Le tableau de l’arrivage des maraîchers par le pont de Neuilly, leur défilé sur l’avenue au lever du jour en caravane, ce tableau de Paris enfin que le naturaliste avait besoin de voir pour le rendre, ne suffisait-il pas aux poètes de l’imaginer pour le réaliser ? Est-ce que Victor Hugo avait vu la Cour des Miracles sous Louis XI ? L’idée qu’on se faisait de Balzac était à contresens de la vérité.

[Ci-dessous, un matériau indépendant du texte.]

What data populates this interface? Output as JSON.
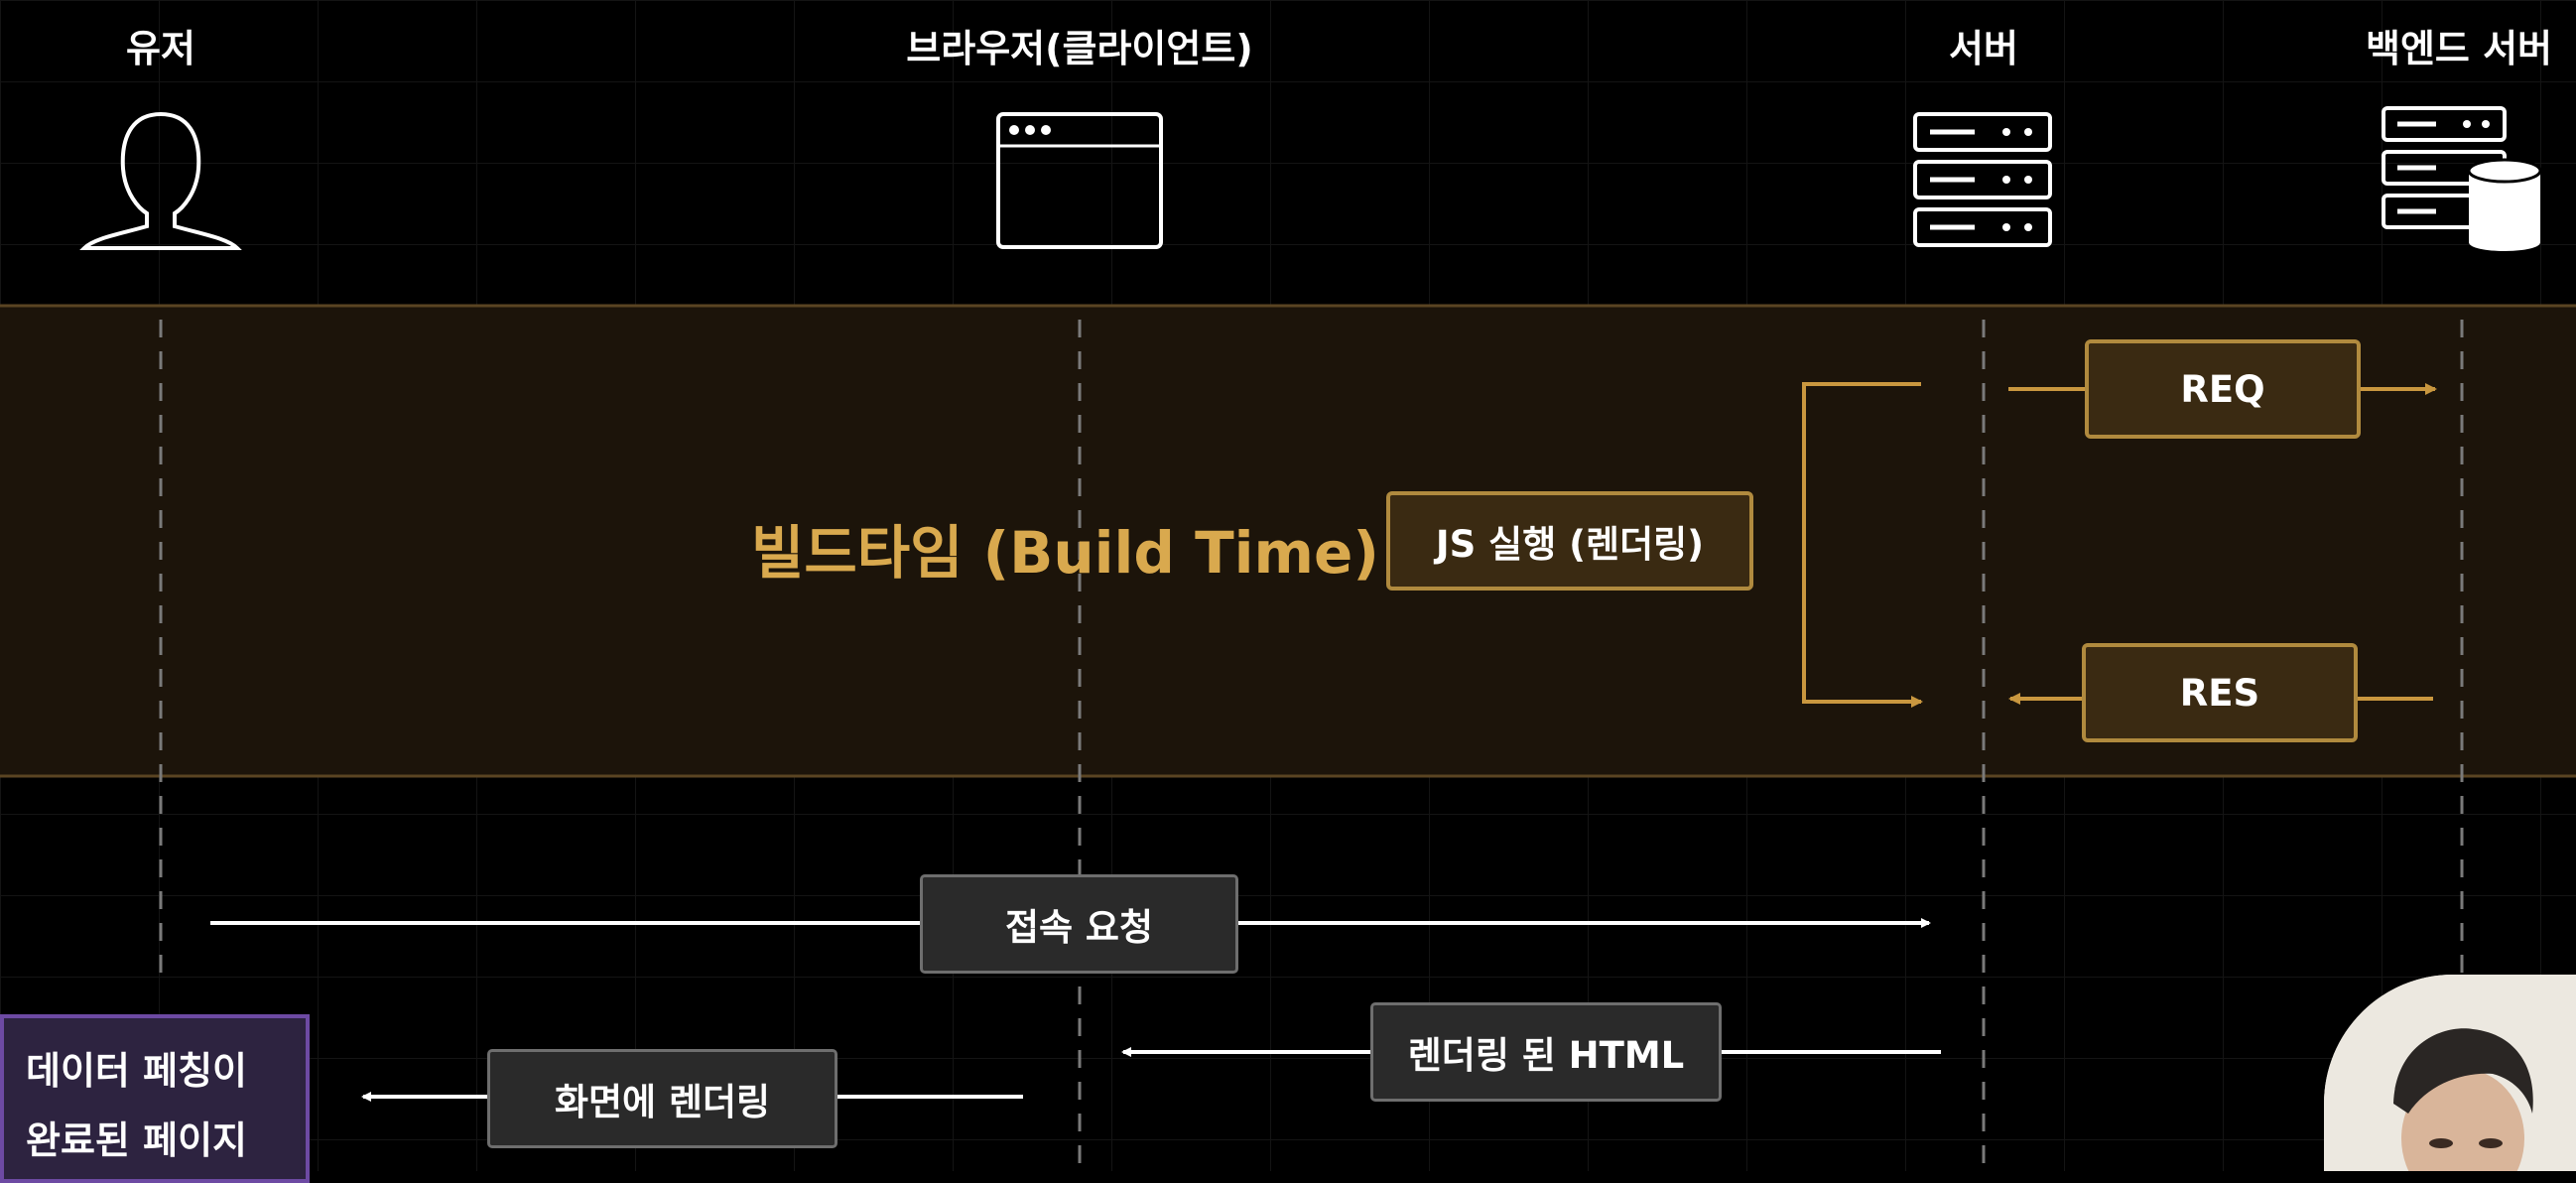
{
  "actors": {
    "user": "유저",
    "browser": "브라우저(클라이언트)",
    "server": "서버",
    "backend": "백엔드 서버"
  },
  "icons": {
    "user": "user-silhouette-icon",
    "browser": "browser-window-icon",
    "server": "server-rack-icon",
    "backend": "server-database-icon"
  },
  "build_phase": {
    "title": "빌드타임 (Build Time)",
    "js_box": "JS 실행 (렌더링)",
    "req_box": "REQ",
    "res_box": "RES"
  },
  "runtime": {
    "connect_request": "접속 요청",
    "rendered_html": "렌더링 된 HTML",
    "render_to_screen": "화면에 렌더링"
  },
  "note": {
    "line1": "데이터 페칭이",
    "line2": "완료된 페이지"
  },
  "colors": {
    "gold": "#d9a94e",
    "gold_border": "#b08a3e",
    "band_fill": "#1c140a",
    "purple_border": "#6d4aa3"
  }
}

Balzac ne « regardait » jamais. On n’a pas trouvé une note dans ses papiers. Il avait tout en lui, dans sa chambre noire. Copier, c’est trahir, soit le peintre, soit le modèle. Le père Ingres demandait dix ans pour faire un portrait ressemblant, car les portraits ne ressemblent que quand on est mort.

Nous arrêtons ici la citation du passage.